It’s no secret that having a baby impacts a woman’s body tremendously! Feet stretch, libido decreases, your stomach and hips appear bigger than they used to be, breasts swell and subsequently shrink, among other things. Notably, the vagina stretches significantly to allow for baby to enter the world, and while over time, in many cases, the vagina returns mostly to its pre-pregnant state, it’s often not quite the same.

While women often have their own reactions to all these changes, the bodily changes often influence intimacy with their partner. Both partners’ reactions to the changes are often at work when it comes to physical intimacy. Women often notice all these changes to their body and react with feelings of insecurity, feeling they’re not as beautiful or attractive as they once were. In addition, hormones following pregnancy can decrease libido and natural vaginal lubrication, not to mention the vaginal stretching. This point ties women’s and men’s views together. Women may notice the libido and vaginal changes, which can compound feelings of insecurity. Men are likely to notice these changes, as well, but handle them differently. In hopes of protecting their wives’ feelings, they often hide their observations and experiences. For some men, the decreased friction from the vaginal loosening (or vaginal relaxation) may significantly decrease pleasure during sex, but they don’t express their concerns, fearing they will hurt their significant other in broaching the topic. While it is understandable that both partners may be hesitant to discuss these issues, which, yes, can be very sensitive, choosing not to address these problems is often ineffective. Unfortunately, lack of communication about these issues tends to only create a greater divide.
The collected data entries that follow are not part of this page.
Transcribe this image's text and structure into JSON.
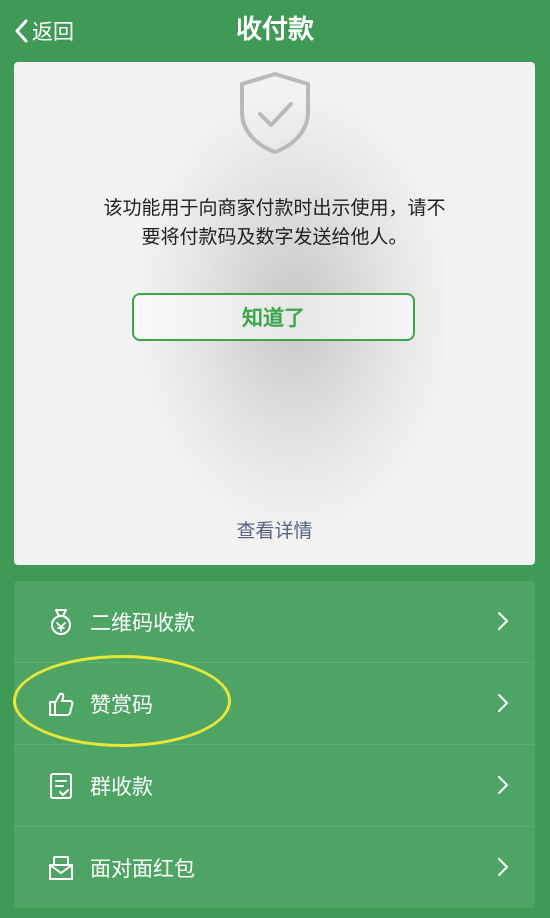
{
  "navbar": {
    "back_label": "返回",
    "title": "收付款"
  },
  "dialog": {
    "icon": "shield-check-icon",
    "message_line1": "该功能用于向商家付款时出示使用，请不",
    "message_line2": "要将付款码及数字发送给他人。",
    "confirm_label": "知道了",
    "details_link": "查看详情"
  },
  "menu": {
    "items": [
      {
        "label": "二维码收款",
        "icon": "money-bag-icon"
      },
      {
        "label": "赞赏码",
        "icon": "thumbs-up-icon"
      },
      {
        "label": "群收款",
        "icon": "group-receipt-icon"
      },
      {
        "label": "面对面红包",
        "icon": "red-packet-icon"
      }
    ]
  },
  "colors": {
    "background": "#3f9a55",
    "menu_background": "#4ea464",
    "accent_green": "#3aa64a",
    "highlight_circle": "#e8e636",
    "link": "#55617f"
  }
}
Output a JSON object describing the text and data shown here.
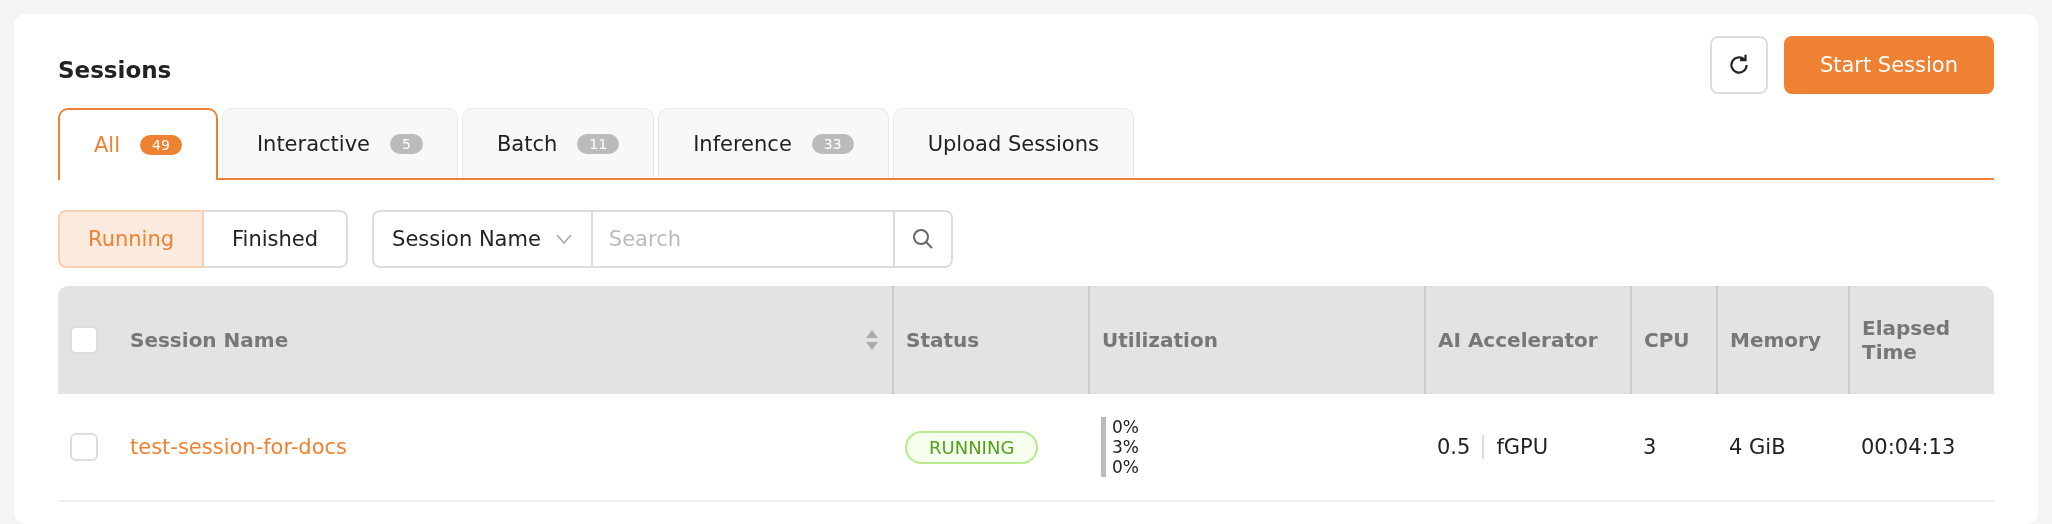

So, if communication is supposedly the key, how does a couple go about it? Sensitivity to each other’s experience is key. While keeping your partner’s experience in mind, expression of your concerns in a non-judgmental, factual and caring manner is most effective. Men in particular often have greater difficulty opening up, and women often desperately want them to open up so that they can fix the problem. Expressing this point is vital. In this case, husbands are likely to want to keep their experience to themselves to avoid hurting their wives. If the woman expresses that she notices changes, fully recognizing that these changes may be impacting her husband’s experience too, this communication can create feelings of openness and acceptance. Then, men may be less concerned about expressing their experiences. Only then can you both have an honest, supportive conversation of how to deal with the problem most effectively.

In some cases, when vaginal relaxation is significantly hurting a couple’s sex life, consultation with a vaginal cosmetic surgeon may be beneficial to assess the woman’s anatomy. Husbands should come to the consultation to understand the medical impact of the pregnancy as well as options, ranging from hormones to surgery (e.g., laser vaginal rejuvenation, perineoplasty, labiaplasty, etc.) to remedy the issue. With both parties present, the couple can come together to make a decision that works best for them.